I believe what we were discussing at the time was a situation where an
extension module would not only define converters for its own types, but
also common types that may are required by the API. This could in
particular include common types from libstdc++.
If multiple extension modules do this, than a Python program that
happens to use them in the same application may end up with undefined
behavior (does this constitute an ODR violation under the hood ?)
To make this work, the common type converters need to be factored out
and shared. This in itself is impractical (since the original authors
may not be aware of this need). Furthermore, a converter may require
module-specific behavior, i.e. converting a std::string in the context
of one module may be different from the desired conversion in another.
Binding converters to particular modules (and requiring to explicitly
import / exporting converters) seems like a solution to the above.

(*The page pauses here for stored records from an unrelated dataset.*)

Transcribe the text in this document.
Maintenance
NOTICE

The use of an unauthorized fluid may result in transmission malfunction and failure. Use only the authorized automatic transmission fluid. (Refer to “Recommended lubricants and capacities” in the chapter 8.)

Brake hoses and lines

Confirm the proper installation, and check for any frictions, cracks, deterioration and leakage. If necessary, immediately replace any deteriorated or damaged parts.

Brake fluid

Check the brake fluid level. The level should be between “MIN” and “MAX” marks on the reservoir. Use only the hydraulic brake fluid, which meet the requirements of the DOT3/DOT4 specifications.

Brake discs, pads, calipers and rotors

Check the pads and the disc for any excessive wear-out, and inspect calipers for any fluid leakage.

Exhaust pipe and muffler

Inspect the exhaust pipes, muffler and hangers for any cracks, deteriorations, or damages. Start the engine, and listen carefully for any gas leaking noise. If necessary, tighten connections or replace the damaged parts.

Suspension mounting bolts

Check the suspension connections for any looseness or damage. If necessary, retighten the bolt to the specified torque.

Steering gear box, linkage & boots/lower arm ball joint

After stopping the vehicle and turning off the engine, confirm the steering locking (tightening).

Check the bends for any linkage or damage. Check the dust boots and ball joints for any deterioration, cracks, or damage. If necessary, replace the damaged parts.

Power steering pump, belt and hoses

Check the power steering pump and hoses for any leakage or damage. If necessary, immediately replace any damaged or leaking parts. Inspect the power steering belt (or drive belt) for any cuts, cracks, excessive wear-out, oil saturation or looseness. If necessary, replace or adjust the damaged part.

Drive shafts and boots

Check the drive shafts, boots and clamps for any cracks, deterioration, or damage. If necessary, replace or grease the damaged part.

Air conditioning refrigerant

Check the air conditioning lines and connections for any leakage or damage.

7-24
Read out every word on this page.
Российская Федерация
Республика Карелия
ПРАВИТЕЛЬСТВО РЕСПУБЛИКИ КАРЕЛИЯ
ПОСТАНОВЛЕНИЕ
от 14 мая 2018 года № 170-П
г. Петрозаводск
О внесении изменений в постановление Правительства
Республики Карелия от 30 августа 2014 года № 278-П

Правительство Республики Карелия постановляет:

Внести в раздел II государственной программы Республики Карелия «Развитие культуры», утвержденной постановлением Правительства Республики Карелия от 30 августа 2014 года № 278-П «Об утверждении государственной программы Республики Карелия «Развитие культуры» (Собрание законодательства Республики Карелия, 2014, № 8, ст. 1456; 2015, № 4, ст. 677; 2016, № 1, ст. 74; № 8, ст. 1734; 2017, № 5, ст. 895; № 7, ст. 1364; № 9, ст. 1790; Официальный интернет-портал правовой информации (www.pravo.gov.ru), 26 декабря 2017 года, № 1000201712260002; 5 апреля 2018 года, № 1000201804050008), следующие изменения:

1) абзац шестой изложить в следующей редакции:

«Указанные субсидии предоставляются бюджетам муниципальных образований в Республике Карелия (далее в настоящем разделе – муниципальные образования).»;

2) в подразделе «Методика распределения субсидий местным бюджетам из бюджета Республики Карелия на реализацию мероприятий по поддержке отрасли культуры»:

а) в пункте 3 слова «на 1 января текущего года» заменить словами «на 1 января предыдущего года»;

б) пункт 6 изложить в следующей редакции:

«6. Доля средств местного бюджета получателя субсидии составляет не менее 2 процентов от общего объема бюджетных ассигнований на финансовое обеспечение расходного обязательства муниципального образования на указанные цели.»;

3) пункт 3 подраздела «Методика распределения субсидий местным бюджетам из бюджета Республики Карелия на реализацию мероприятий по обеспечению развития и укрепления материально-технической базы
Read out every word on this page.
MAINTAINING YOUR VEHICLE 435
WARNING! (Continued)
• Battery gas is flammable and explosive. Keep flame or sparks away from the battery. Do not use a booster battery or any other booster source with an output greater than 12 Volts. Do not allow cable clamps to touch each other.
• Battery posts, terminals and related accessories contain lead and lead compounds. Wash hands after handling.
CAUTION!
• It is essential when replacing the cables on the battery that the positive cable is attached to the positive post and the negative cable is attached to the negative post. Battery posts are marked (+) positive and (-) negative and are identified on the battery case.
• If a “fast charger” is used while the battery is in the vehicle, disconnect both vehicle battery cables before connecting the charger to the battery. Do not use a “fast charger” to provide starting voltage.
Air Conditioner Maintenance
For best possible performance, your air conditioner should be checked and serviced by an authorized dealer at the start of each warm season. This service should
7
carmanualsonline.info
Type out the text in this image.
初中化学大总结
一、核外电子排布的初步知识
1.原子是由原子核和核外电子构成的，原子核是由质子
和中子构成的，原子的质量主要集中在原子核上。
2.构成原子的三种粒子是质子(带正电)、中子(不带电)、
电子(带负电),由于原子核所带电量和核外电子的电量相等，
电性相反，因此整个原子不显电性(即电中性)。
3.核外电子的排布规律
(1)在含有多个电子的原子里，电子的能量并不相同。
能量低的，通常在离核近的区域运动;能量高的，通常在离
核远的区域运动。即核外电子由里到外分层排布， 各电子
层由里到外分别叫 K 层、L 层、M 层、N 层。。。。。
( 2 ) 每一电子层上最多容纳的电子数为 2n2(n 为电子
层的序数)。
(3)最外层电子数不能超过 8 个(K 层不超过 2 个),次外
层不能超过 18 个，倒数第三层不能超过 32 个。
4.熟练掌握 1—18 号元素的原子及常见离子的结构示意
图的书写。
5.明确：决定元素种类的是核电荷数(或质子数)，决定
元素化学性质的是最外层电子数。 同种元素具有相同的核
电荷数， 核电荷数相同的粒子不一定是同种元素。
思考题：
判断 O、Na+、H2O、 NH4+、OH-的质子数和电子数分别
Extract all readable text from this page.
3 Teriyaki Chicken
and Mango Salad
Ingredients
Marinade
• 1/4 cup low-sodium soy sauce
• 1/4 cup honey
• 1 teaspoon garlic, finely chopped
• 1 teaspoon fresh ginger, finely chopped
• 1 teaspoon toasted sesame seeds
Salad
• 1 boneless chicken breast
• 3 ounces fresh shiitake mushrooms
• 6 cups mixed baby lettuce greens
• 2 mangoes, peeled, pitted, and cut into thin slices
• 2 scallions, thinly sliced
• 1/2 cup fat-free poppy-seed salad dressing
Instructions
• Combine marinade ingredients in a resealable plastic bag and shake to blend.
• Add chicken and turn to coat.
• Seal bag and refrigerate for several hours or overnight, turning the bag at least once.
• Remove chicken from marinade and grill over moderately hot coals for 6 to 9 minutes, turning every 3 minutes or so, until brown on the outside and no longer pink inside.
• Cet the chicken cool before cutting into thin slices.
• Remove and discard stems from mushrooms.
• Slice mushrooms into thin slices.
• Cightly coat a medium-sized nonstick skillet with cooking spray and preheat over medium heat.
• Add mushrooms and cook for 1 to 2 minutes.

That's definitely a problem that needs to be addressed. I've
encountered it too. I hope to provide more libstd++ conversions in
Boost.Python itself, which should alleviate the need for this a bit, but
it does need a proper solution.
To solve it, I think you'd want anything registered by a specific module
to appear both in that module's registry and the global registry, with
the module's registry taking precedence. Are there any cases where
you'd want something only to appear in the module-specific registry?